The geology of the region surveyed indicates that the sediments are probably less than 14,000 feet thick due to the various unconformities within the sedimentary section. No data are available concerning the depth of the sediments in the central part of Imperial Valley. If the present topographic basin represents the central part of the basin of deposition, the sediments may extend to a depth of 22,000 feet or more.

The principal microfossils represented in the succession are Foraminifera and Ostracoda. Sixty species of the small Foraminifera were found in the Imperial formation, and most of these are confined to the lower few hundred feet of strata.

A gradual change to brackish-water conditions is indicated with the passage of Imperial time. This was followed by a comparatively abrupt change to fresh-water and slightly saline environments of the Palm Spring and Borrego formations. These locally contain Ostracoda, Chara, Rotalia beccarii, and a few species of Elphidium. The latter group of microfossils is represented in the deposits of Lake Coahuila, which covered the Salton Sink in relatively recent time. Some of the species are living in the Salton Sea, which now partially occupies the Salton Sink.

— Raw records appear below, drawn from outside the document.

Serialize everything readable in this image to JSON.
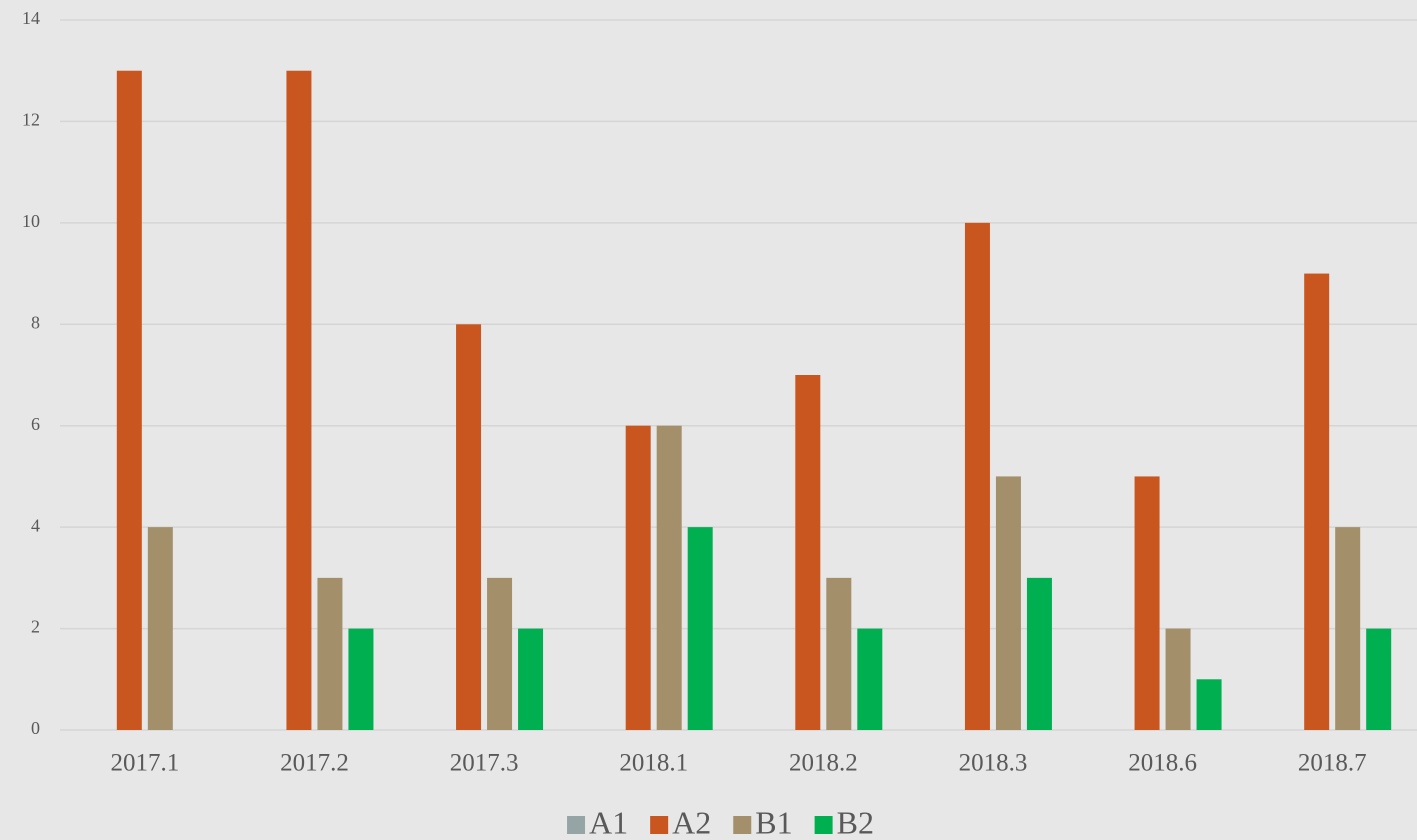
{
  "chart_data": {
    "type": "bar",
    "categories": [
      "2017.1",
      "2017.2",
      "2017.3",
      "2018.1",
      "2018.2",
      "2018.3",
      "2018.6",
      "2018.7"
    ],
    "series": [
      {
        "name": "A1",
        "color": "#95a5a6",
        "values": [
          0,
          0,
          0,
          0,
          0,
          0,
          0,
          0
        ]
      },
      {
        "name": "A2",
        "color": "#c9561f",
        "values": [
          13,
          13,
          8,
          6,
          7,
          10,
          5,
          9
        ]
      },
      {
        "name": "B1",
        "color": "#a38f6a",
        "values": [
          4,
          3,
          3,
          6,
          3,
          5,
          2,
          4
        ]
      },
      {
        "name": "B2",
        "color": "#00b050",
        "values": [
          0,
          2,
          2,
          4,
          2,
          3,
          1,
          2
        ]
      }
    ],
    "ylim": [
      0,
      14
    ],
    "yticks": [
      0,
      2,
      4,
      6,
      8,
      10,
      12,
      14
    ],
    "grid": true,
    "legend": "bottom"
  }
}
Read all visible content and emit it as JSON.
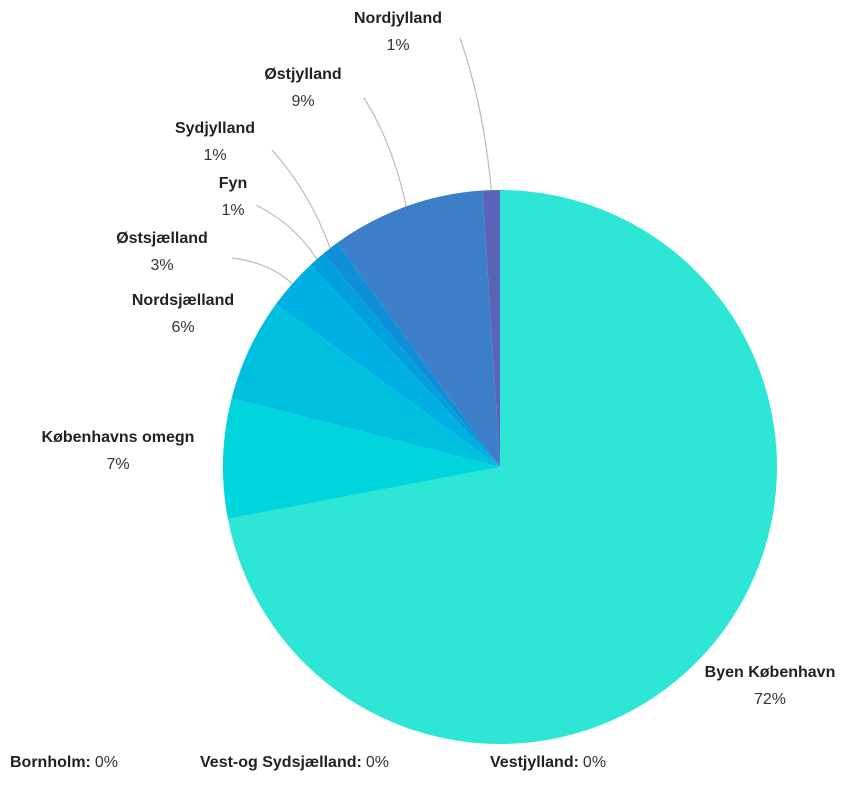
{
  "chart_data": {
    "type": "pie",
    "categories": [
      "Byen København",
      "Københavns omegn",
      "Nordsjælland",
      "Østsjælland",
      "Fyn",
      "Sydjylland",
      "Østjylland",
      "Nordjylland"
    ],
    "values": [
      72,
      7,
      6,
      3,
      1,
      1,
      9,
      1
    ],
    "value_labels": [
      "72%",
      "7%",
      "6%",
      "3%",
      "1%",
      "1%",
      "9%",
      "1%"
    ],
    "colors": [
      "#2ee6d6",
      "#00d4dc",
      "#00c0e0",
      "#00b0e2",
      "#00a0de",
      "#0f8fd8",
      "#3d7ec8",
      "#5a63b8"
    ],
    "zero_items": [
      {
        "name": "Bornholm",
        "value": 0,
        "label": "0%"
      },
      {
        "name": "Vest-og Sydsjælland",
        "value": 0,
        "label": "0%"
      },
      {
        "name": "Vestjylland",
        "value": 0,
        "label": "0%"
      }
    ]
  }
}
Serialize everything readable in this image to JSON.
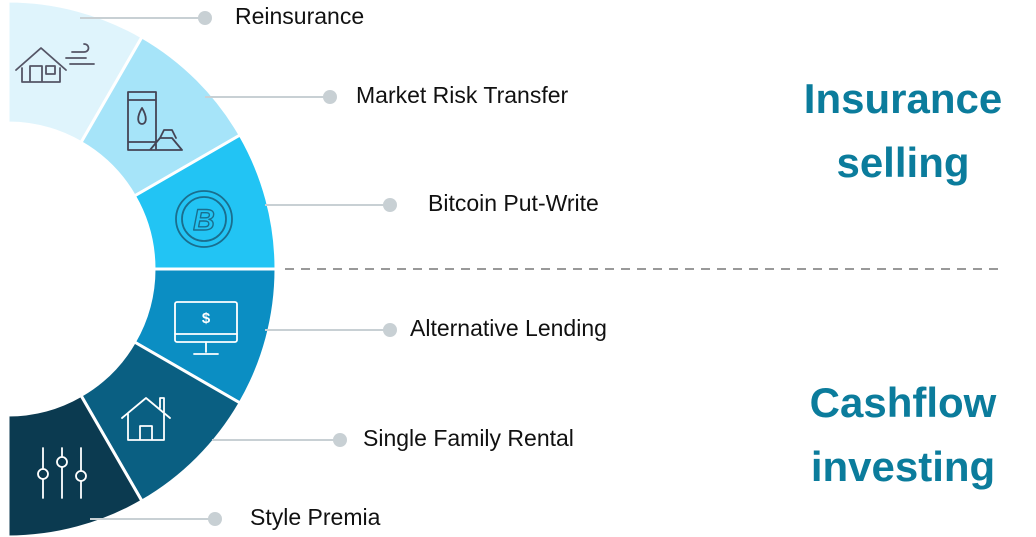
{
  "segments": [
    {
      "label": "Reinsurance"
    },
    {
      "label": "Market Risk Transfer"
    },
    {
      "label": "Bitcoin Put-Write"
    },
    {
      "label": "Alternative Lending"
    },
    {
      "label": "Single Family Rental"
    },
    {
      "label": "Style Premia"
    }
  ],
  "groups": [
    {
      "title": [
        "Insurance",
        "selling"
      ]
    },
    {
      "title": [
        "Cashflow",
        "investing"
      ]
    }
  ]
}
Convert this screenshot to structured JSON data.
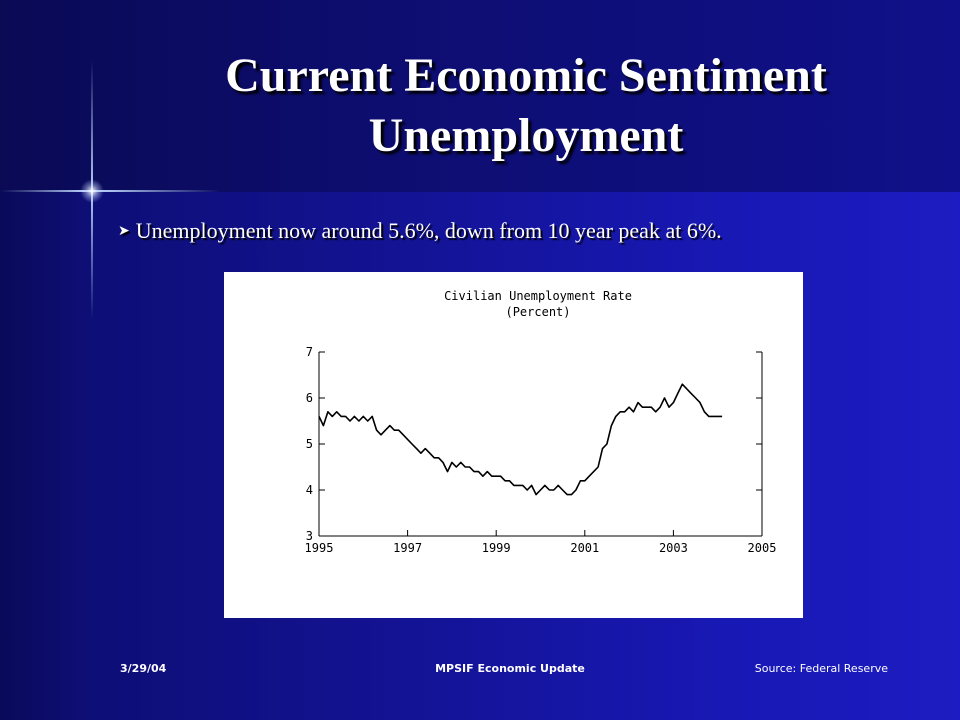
{
  "slide": {
    "title_line1": "Current Economic Sentiment",
    "title_line2": "Unemployment",
    "bullet_text": "Unemployment now around 5.6%, down from 10 year peak at 6%.",
    "bullet_icon": "arrow-bullet-icon"
  },
  "footer": {
    "date": "3/29/04",
    "center": "MPSIF Economic Update",
    "source": "Source: Federal Reserve"
  },
  "chart_data": {
    "type": "line",
    "title": "Civilian Unemployment Rate",
    "subtitle": "(Percent)",
    "xlabel": "",
    "ylabel": "",
    "xlim": [
      1995,
      2005
    ],
    "ylim": [
      3,
      7
    ],
    "x_ticks": [
      "1995",
      "1997",
      "1999",
      "2001",
      "2003",
      "2005"
    ],
    "y_ticks": [
      "3",
      "4",
      "5",
      "6",
      "7"
    ],
    "grid": false,
    "x": [
      1995.0,
      1995.1,
      1995.2,
      1995.3,
      1995.4,
      1995.5,
      1995.6,
      1995.7,
      1995.8,
      1995.9,
      1996.0,
      1996.1,
      1996.2,
      1996.3,
      1996.4,
      1996.5,
      1996.6,
      1996.7,
      1996.8,
      1996.9,
      1997.0,
      1997.1,
      1997.2,
      1997.3,
      1997.4,
      1997.5,
      1997.6,
      1997.7,
      1997.8,
      1997.9,
      1998.0,
      1998.1,
      1998.2,
      1998.3,
      1998.4,
      1998.5,
      1998.6,
      1998.7,
      1998.8,
      1998.9,
      1999.0,
      1999.1,
      1999.2,
      1999.3,
      1999.4,
      1999.5,
      1999.6,
      1999.7,
      1999.8,
      1999.9,
      2000.0,
      2000.1,
      2000.2,
      2000.3,
      2000.4,
      2000.5,
      2000.6,
      2000.7,
      2000.8,
      2000.9,
      2001.0,
      2001.1,
      2001.2,
      2001.3,
      2001.4,
      2001.5,
      2001.6,
      2001.7,
      2001.8,
      2001.9,
      2002.0,
      2002.1,
      2002.2,
      2002.3,
      2002.4,
      2002.5,
      2002.6,
      2002.7,
      2002.8,
      2002.9,
      2003.0,
      2003.1,
      2003.2,
      2003.3,
      2003.4,
      2003.5,
      2003.6,
      2003.7,
      2003.8,
      2003.9,
      2004.0,
      2004.1
    ],
    "series": [
      {
        "values": [
          5.6,
          5.4,
          5.7,
          5.6,
          5.7,
          5.6,
          5.6,
          5.5,
          5.6,
          5.5,
          5.6,
          5.5,
          5.6,
          5.3,
          5.2,
          5.3,
          5.4,
          5.3,
          5.3,
          5.2,
          5.1,
          5.0,
          4.9,
          4.8,
          4.9,
          4.8,
          4.7,
          4.7,
          4.6,
          4.4,
          4.6,
          4.5,
          4.6,
          4.5,
          4.5,
          4.4,
          4.4,
          4.3,
          4.4,
          4.3,
          4.3,
          4.3,
          4.2,
          4.2,
          4.1,
          4.1,
          4.1,
          4.0,
          4.1,
          3.9,
          4.0,
          4.1,
          4.0,
          4.0,
          4.1,
          4.0,
          3.9,
          3.9,
          4.0,
          4.2,
          4.2,
          4.3,
          4.4,
          4.5,
          4.9,
          5.0,
          5.4,
          5.6,
          5.7,
          5.7,
          5.8,
          5.7,
          5.9,
          5.8,
          5.8,
          5.8,
          5.7,
          5.8,
          6.0,
          5.8,
          5.9,
          6.1,
          6.3,
          6.2,
          6.1,
          6.0,
          5.9,
          5.7,
          5.6,
          5.6,
          5.6,
          5.6
        ]
      }
    ]
  }
}
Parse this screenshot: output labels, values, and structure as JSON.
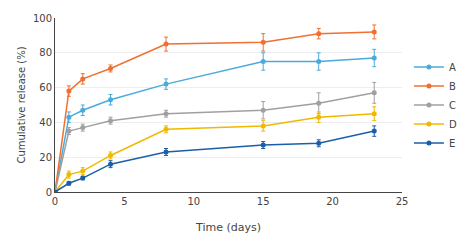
{
  "chart_data": {
    "type": "line",
    "xlabel": "Time (days)",
    "ylabel": "Cumulative release (%)",
    "xlim": [
      0,
      25
    ],
    "ylim": [
      0,
      100
    ],
    "xticks": [
      0,
      5,
      10,
      15,
      20,
      25
    ],
    "yticks": [
      0,
      20,
      40,
      60,
      80,
      100
    ],
    "grid": "y",
    "legend": "right",
    "marker": "circle",
    "x": [
      0,
      1,
      2,
      4,
      8,
      15,
      19,
      23
    ],
    "series": [
      {
        "name": "A",
        "color": "#4AABDB",
        "values": [
          0,
          43,
          47,
          53,
          62,
          75,
          75,
          77
        ],
        "yerr": [
          0,
          3,
          3,
          3,
          3,
          5,
          5,
          5
        ]
      },
      {
        "name": "B",
        "color": "#F07030",
        "values": [
          0,
          58,
          65,
          71,
          85,
          86,
          91,
          92
        ],
        "yerr": [
          0,
          3,
          3,
          2,
          4,
          5,
          3,
          4
        ]
      },
      {
        "name": "C",
        "color": "#A0A0A0",
        "values": [
          0,
          35,
          37,
          41,
          45,
          47,
          51,
          57
        ],
        "yerr": [
          0,
          2,
          2,
          2,
          2,
          5,
          6,
          6
        ]
      },
      {
        "name": "D",
        "color": "#F0B800",
        "values": [
          0,
          10,
          12,
          21,
          36,
          38,
          43,
          45
        ],
        "yerr": [
          0,
          2,
          2,
          2,
          2,
          3,
          3,
          4
        ]
      },
      {
        "name": "E",
        "color": "#1A5FA8",
        "values": [
          0,
          5,
          8,
          16,
          23,
          27,
          28,
          35
        ],
        "yerr": [
          0,
          1,
          1,
          2,
          2,
          2,
          2,
          3
        ]
      }
    ]
  }
}
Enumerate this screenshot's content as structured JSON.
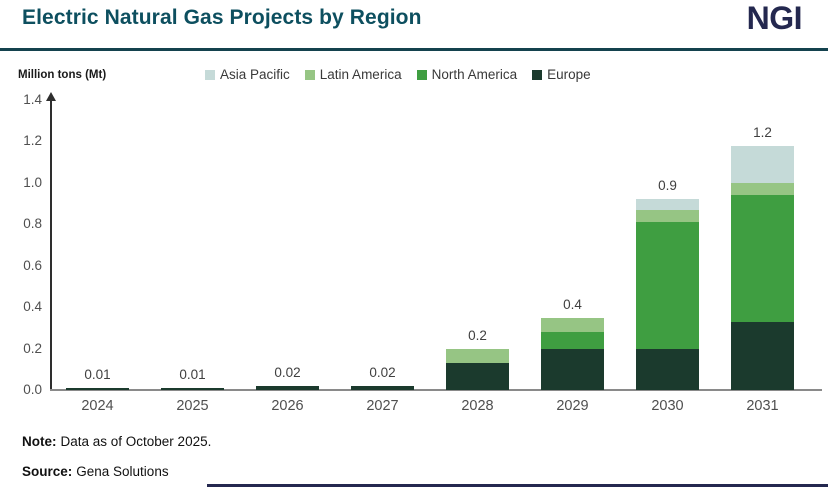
{
  "header": {
    "title": "Electric Natural Gas Projects by Region",
    "logo": "NGI"
  },
  "legend": [
    {
      "label": "Asia Pacific",
      "color": "#c5dad8"
    },
    {
      "label": "Latin America",
      "color": "#96c584"
    },
    {
      "label": "North America",
      "color": "#3f9e41"
    },
    {
      "label": "Europe",
      "color": "#1b3a2d"
    }
  ],
  "chart_data": {
    "type": "bar",
    "stacked": true,
    "title": "Electric Natural Gas Projects by Region",
    "ylabel": "Million tons (Mt)",
    "xlabel": "",
    "ylim": [
      0,
      1.4
    ],
    "yticks": [
      "0.0",
      "0.2",
      "0.4",
      "0.6",
      "0.8",
      "1.0",
      "1.2",
      "1.4"
    ],
    "grid": false,
    "legend_position": "top",
    "categories": [
      "2024",
      "2025",
      "2026",
      "2027",
      "2028",
      "2029",
      "2030",
      "2031"
    ],
    "series": [
      {
        "name": "Europe",
        "color": "#1b3a2d",
        "values": [
          0.01,
          0.01,
          0.02,
          0.02,
          0.13,
          0.2,
          0.2,
          0.33
        ]
      },
      {
        "name": "North America",
        "color": "#3f9e41",
        "values": [
          0,
          0,
          0,
          0,
          0,
          0.08,
          0.61,
          0.61
        ]
      },
      {
        "name": "Latin America",
        "color": "#96c584",
        "values": [
          0,
          0,
          0,
          0,
          0.07,
          0.07,
          0.06,
          0.06
        ]
      },
      {
        "name": "Asia Pacific",
        "color": "#c5dad8",
        "values": [
          0,
          0,
          0,
          0,
          0,
          0,
          0.05,
          0.18
        ]
      }
    ],
    "total_labels": [
      "0.01",
      "0.01",
      "0.02",
      "0.02",
      "0.2",
      "0.4",
      "0.9",
      "1.2"
    ]
  },
  "notes": {
    "note_label": "Note:",
    "note_text": "Data as of October 2025.",
    "source_label": "Source:",
    "source_text": "Gena Solutions"
  }
}
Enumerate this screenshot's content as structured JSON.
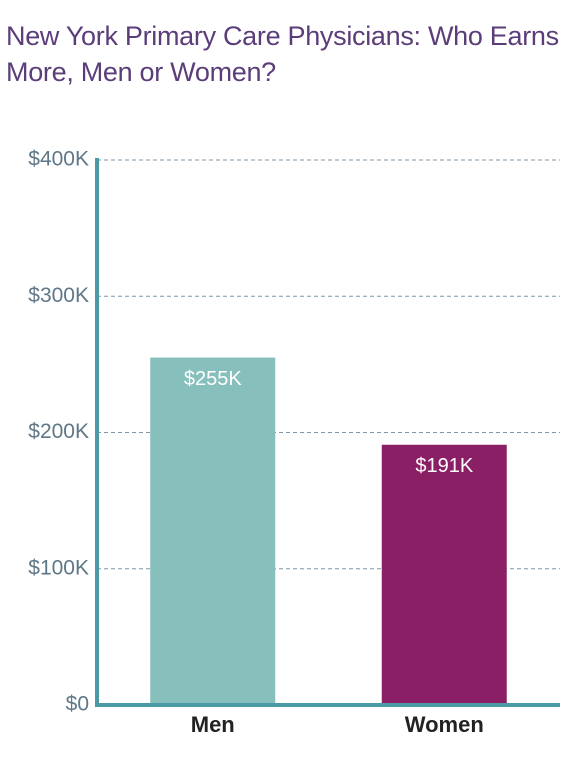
{
  "chart_data": {
    "type": "bar",
    "title": "New York Primary Care Physicians: Who Earns More, Men or Women?",
    "categories": [
      "Men",
      "Women"
    ],
    "values": [
      255000,
      191000
    ],
    "value_labels": [
      "$255K",
      "$191K"
    ],
    "colors": [
      "#86bfbc",
      "#8b1f66"
    ],
    "ylim": [
      0,
      400000
    ],
    "yticks": [
      {
        "value": 0,
        "label": "$0"
      },
      {
        "value": 100000,
        "label": "$100K"
      },
      {
        "value": 200000,
        "label": "$200K"
      },
      {
        "value": 300000,
        "label": "$300K"
      },
      {
        "value": 400000,
        "label": "$400K"
      }
    ],
    "grid": true
  }
}
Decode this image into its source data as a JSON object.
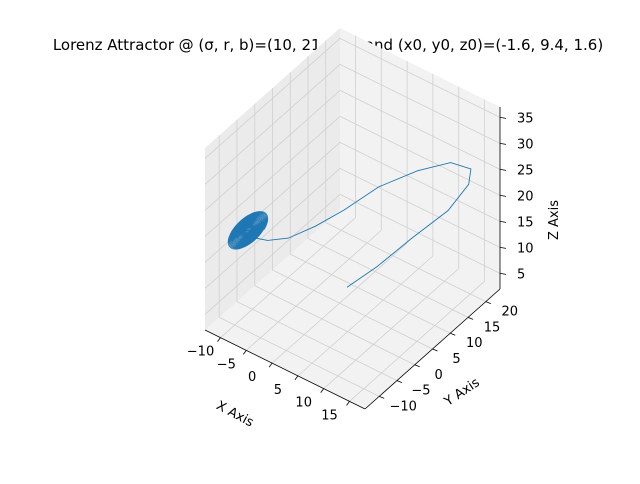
{
  "chart_data": {
    "type": "line",
    "projection": "3d",
    "title": "Lorenz Attractor @ (σ, r, b)=(10, 21, 8/3) and (x0, y0, z0)=(-1.6, 9.4, 1.6)",
    "xlabel": "X Axis",
    "ylabel": "Y Axis",
    "zlabel": "Z Axis",
    "xlim": [
      -13,
      18
    ],
    "ylim": [
      -14,
      24
    ],
    "zlim": [
      2,
      37
    ],
    "xticks": [
      -10,
      -5,
      0,
      5,
      10,
      15
    ],
    "yticks": [
      -10,
      -5,
      0,
      5,
      10,
      15,
      20
    ],
    "zticks": [
      5,
      10,
      15,
      20,
      25,
      30,
      35
    ],
    "grid": true,
    "legend": "none",
    "line_color": "#1f77b4",
    "series": [
      {
        "points": [
          [
            -1.6,
            9.4,
            1.6
          ],
          [
            1.0,
            14.0,
            4.0
          ],
          [
            5.0,
            18.0,
            9.0
          ],
          [
            10.0,
            21.0,
            15.0
          ],
          [
            14.0,
            21.0,
            22.0
          ],
          [
            16.5,
            18.0,
            28.0
          ],
          [
            16.0,
            13.0,
            32.0
          ],
          [
            13.0,
            8.0,
            32.0
          ],
          [
            9.0,
            3.0,
            30.0
          ],
          [
            5.0,
            -1.0,
            26.0
          ],
          [
            1.5,
            -4.0,
            23.0
          ],
          [
            -2.0,
            -6.5,
            20.5
          ],
          [
            -5.0,
            -8.0,
            19.5
          ],
          [
            -7.5,
            -9.0,
            19.5
          ],
          [
            -9.0,
            -9.0,
            20.0
          ]
        ],
        "spiral": {
          "center": [
            -8.5,
            -8.5,
            20.0
          ],
          "turns": 22,
          "radius_start": 3.2,
          "radius_end": 0.4,
          "z_amplitude": 2.5
        }
      }
    ]
  },
  "colors": {
    "background": "#ffffff",
    "pane": "#f2f2f2",
    "pane_side": "#ebebeb",
    "grid": "#d0d0d0",
    "line": "#1f77b4"
  }
}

The foraminiferal fauna of the Imperial formation is not found elsewhere in California. It is clearly related to Miocene faunas of the Gulf of Mexico and Caribbean borderlands and is considered to be upper Miocene in age. A meager fauna from the Split Mountain formation suggests Miocene age. The microfossils of the Palm Spring and Borrego formations have no apparent value at this time in determining geologic age, but they can be used in local correlation.